Thanks to the growing contributions of archaeologists, it seems that we are unearthing evidence of man's ancient presence on Earth, creating fresh narratives about the past as quickly as developers and industry leaders are constructing a new history with their innovations. Perhaps this is why we are seeing many examples of people of today reviving ancient methods or even rebuilding tools from centuries past.
Now, a group of scientists from Australia and Indonesia is releasing information about the oldest figurative drawings unearthed in any cave in the world. They were discovered in a cave in Borneo on the Indonesian island of Sulawesi, and despite their age, possess a rich range of reddish-orange colors.
Shifting the Historical Narrative
To verify their results, the team first took calcium carbonate deposits from one of the larger sections, an animal painting located inside Lubang Jeriji Saléh, a limestone cave in East Kalimantan. They then used the reliable method of uranium-series analysis.
The significance of the findings is two-fold, in that they (1) with supporting evidence that they date back at least 40,000 years, they are the oldest on record recovered by any archaeological team and (2) they refute the long-held idea that the earliest examples exist in Europe.

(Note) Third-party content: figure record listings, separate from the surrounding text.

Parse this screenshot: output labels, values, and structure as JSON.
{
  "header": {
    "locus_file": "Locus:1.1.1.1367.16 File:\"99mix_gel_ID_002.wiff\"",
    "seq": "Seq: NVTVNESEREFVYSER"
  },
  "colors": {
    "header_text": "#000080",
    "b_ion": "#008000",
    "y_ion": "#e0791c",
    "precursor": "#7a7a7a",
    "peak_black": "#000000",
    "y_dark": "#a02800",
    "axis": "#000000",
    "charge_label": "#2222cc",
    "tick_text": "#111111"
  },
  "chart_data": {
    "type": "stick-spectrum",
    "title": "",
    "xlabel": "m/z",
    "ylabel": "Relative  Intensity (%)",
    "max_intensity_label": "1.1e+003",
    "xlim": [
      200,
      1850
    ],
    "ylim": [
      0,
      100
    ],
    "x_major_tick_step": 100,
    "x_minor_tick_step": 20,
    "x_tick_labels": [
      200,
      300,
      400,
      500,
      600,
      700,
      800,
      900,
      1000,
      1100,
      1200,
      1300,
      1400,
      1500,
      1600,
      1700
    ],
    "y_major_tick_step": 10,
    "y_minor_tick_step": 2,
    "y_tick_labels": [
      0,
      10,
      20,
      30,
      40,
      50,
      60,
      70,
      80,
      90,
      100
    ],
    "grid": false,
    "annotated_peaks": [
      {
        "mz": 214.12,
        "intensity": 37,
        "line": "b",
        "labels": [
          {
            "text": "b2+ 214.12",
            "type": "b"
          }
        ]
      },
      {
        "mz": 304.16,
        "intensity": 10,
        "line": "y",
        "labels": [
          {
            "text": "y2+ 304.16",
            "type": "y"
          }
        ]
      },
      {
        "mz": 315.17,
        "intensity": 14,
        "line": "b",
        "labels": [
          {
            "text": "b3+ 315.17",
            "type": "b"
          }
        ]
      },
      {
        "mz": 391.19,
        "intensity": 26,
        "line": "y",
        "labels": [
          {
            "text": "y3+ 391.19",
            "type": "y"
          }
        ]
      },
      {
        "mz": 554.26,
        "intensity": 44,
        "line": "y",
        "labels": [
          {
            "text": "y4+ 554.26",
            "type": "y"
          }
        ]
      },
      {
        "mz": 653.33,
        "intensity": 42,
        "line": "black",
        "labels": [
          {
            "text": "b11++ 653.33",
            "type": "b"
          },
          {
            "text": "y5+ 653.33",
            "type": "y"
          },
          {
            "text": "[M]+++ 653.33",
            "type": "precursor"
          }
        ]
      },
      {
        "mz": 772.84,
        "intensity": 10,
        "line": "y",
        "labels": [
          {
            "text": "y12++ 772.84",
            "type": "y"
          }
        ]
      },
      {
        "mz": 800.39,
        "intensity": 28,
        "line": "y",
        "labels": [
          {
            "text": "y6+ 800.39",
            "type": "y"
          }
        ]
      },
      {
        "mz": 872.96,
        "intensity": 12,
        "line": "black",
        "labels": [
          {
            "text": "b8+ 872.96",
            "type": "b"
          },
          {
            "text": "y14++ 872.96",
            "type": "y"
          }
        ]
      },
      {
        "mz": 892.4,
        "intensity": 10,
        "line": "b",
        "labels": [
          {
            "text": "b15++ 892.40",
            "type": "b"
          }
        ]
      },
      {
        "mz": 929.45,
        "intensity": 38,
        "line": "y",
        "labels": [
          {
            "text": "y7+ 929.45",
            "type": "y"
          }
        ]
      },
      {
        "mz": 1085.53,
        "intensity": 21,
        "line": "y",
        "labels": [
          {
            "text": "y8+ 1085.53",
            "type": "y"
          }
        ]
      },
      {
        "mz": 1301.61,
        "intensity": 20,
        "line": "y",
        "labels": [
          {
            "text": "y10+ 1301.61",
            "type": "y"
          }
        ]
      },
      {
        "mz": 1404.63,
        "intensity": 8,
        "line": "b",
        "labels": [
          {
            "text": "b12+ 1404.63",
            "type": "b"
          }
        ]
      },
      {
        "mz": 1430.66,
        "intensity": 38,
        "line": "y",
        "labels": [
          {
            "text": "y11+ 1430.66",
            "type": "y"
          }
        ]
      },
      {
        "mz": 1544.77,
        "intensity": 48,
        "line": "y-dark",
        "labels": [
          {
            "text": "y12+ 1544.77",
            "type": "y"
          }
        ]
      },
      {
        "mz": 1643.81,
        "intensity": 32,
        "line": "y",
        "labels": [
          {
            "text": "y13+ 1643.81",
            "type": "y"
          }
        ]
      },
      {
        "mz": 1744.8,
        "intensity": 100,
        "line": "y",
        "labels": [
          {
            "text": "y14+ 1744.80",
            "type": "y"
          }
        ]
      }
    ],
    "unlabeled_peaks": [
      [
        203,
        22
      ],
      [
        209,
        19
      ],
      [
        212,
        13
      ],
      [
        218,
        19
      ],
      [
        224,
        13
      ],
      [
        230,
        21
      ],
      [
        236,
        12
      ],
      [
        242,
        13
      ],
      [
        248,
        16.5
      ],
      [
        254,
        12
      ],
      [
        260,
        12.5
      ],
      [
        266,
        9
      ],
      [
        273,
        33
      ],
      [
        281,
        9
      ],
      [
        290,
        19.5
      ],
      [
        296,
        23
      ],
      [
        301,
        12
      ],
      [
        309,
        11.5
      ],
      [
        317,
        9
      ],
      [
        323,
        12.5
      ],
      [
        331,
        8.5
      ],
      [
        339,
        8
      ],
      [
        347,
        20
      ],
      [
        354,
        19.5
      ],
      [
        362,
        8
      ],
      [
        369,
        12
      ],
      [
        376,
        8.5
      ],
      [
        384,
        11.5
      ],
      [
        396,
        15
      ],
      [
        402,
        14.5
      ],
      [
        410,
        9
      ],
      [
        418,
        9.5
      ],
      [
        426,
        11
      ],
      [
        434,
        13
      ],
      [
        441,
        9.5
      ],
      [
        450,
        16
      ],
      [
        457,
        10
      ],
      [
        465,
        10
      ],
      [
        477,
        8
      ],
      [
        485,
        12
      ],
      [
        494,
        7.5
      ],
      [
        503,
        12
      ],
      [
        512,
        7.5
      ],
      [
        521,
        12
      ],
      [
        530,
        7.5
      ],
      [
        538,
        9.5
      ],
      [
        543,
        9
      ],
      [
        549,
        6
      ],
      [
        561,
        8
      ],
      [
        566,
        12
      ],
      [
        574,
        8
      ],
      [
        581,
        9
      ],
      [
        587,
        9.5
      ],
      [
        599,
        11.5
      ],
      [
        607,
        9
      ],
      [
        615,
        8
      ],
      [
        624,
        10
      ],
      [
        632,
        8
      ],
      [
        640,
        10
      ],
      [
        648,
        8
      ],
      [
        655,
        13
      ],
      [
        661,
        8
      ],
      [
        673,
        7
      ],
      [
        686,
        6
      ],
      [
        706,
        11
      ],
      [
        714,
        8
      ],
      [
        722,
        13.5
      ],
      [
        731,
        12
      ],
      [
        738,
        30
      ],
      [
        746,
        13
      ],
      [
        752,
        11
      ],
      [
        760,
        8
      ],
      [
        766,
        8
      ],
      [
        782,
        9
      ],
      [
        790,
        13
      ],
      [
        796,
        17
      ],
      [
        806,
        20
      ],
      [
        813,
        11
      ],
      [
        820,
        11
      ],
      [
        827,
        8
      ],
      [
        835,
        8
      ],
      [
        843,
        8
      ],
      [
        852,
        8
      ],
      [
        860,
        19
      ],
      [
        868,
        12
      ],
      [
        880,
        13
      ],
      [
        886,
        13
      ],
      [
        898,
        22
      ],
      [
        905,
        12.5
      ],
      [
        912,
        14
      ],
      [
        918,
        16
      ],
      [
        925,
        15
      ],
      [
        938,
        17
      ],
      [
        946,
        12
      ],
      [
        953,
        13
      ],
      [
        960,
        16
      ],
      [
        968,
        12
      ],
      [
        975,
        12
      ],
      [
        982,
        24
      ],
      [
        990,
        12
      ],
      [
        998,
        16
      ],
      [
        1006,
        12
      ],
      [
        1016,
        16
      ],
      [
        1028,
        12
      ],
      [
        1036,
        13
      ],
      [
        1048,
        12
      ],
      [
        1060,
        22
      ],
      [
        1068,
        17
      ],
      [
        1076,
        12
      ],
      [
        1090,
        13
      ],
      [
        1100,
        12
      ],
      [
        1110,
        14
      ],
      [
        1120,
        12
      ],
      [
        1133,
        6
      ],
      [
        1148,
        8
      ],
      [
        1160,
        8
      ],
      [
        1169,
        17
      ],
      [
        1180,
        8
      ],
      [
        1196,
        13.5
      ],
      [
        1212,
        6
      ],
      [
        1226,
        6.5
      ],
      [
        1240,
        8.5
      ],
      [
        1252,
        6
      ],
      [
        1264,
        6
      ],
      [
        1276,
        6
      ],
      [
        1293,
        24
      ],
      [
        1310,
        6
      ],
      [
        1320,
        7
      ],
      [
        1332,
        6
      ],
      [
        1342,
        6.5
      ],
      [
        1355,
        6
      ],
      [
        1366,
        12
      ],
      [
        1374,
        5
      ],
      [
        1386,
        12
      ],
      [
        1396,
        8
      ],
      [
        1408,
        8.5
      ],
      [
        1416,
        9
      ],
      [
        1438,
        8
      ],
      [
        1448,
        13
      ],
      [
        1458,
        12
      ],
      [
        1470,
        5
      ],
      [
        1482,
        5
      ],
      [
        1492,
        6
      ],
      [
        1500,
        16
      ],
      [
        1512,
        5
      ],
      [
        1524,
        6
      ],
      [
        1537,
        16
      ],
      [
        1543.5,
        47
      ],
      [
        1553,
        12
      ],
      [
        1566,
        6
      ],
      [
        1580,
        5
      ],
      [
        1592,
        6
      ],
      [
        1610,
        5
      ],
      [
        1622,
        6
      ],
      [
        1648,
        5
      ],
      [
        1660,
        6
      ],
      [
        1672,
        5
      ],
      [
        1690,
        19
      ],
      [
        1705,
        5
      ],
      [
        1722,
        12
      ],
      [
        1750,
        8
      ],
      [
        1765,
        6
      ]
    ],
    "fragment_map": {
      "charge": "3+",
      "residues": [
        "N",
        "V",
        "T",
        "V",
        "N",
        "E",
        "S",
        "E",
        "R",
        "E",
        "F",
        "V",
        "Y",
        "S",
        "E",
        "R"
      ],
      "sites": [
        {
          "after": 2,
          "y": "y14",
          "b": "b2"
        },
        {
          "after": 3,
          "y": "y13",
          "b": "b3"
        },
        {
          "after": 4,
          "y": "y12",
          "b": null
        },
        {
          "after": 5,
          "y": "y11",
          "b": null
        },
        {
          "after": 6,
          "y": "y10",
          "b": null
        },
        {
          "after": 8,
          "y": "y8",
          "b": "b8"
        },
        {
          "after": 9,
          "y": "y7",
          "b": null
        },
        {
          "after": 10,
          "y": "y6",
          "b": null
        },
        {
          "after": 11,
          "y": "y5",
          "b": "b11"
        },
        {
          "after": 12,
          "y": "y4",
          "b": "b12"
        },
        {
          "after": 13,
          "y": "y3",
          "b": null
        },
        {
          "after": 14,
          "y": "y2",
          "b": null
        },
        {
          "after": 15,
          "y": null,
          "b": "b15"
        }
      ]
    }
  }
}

“It now seems that two early cave art provinces arose at a similar time in remote corners of Palaeolithic Eurasia: one in Europe and one in Indonesia at the opposite end of this ice age world,” said Associate Professor Adam Brumm, a Griffith archaeologist also involved in the study.
Building Theories with New Evidence
The findings help to establish more of a tangible link between the peoples who were part of the ancient and vibrant mix of cultures which occupied Eurasia, which archaeologists and anthropologists have been trying to do for decades. They estimate that a big shift in the cave art aesthetic occurred roughly 20,000 years ago. The whens and hows of when this exchange took place are still not clear, and it may never be.
Still, it seems there are now just as many questions as answers, which any good archaeologist knows is a good thing. The team estimates that current-day Borneo was part of the massive supercontinent of Eurasia.
“The new findings illustrate that the story of how cave art emerged is complex,” explains rock art expert Adhi Agus Oktaviana, who was also part of the expedition.
Though there is still much evidence to piece together by the archaeological team, their work is helping to fill in massive gaps of information about the past, and at the same time build a new roadmap of history that will endure for decades to come. Much like the work done on deconstructing--and then reconstructing--the Silk Road, each new piece of evidence is changing our concept of the collective past.
Details about the historic findings appear in an article, titled "Palaeolithic cave art in Borneo", which was published yesterday in the Nature journal.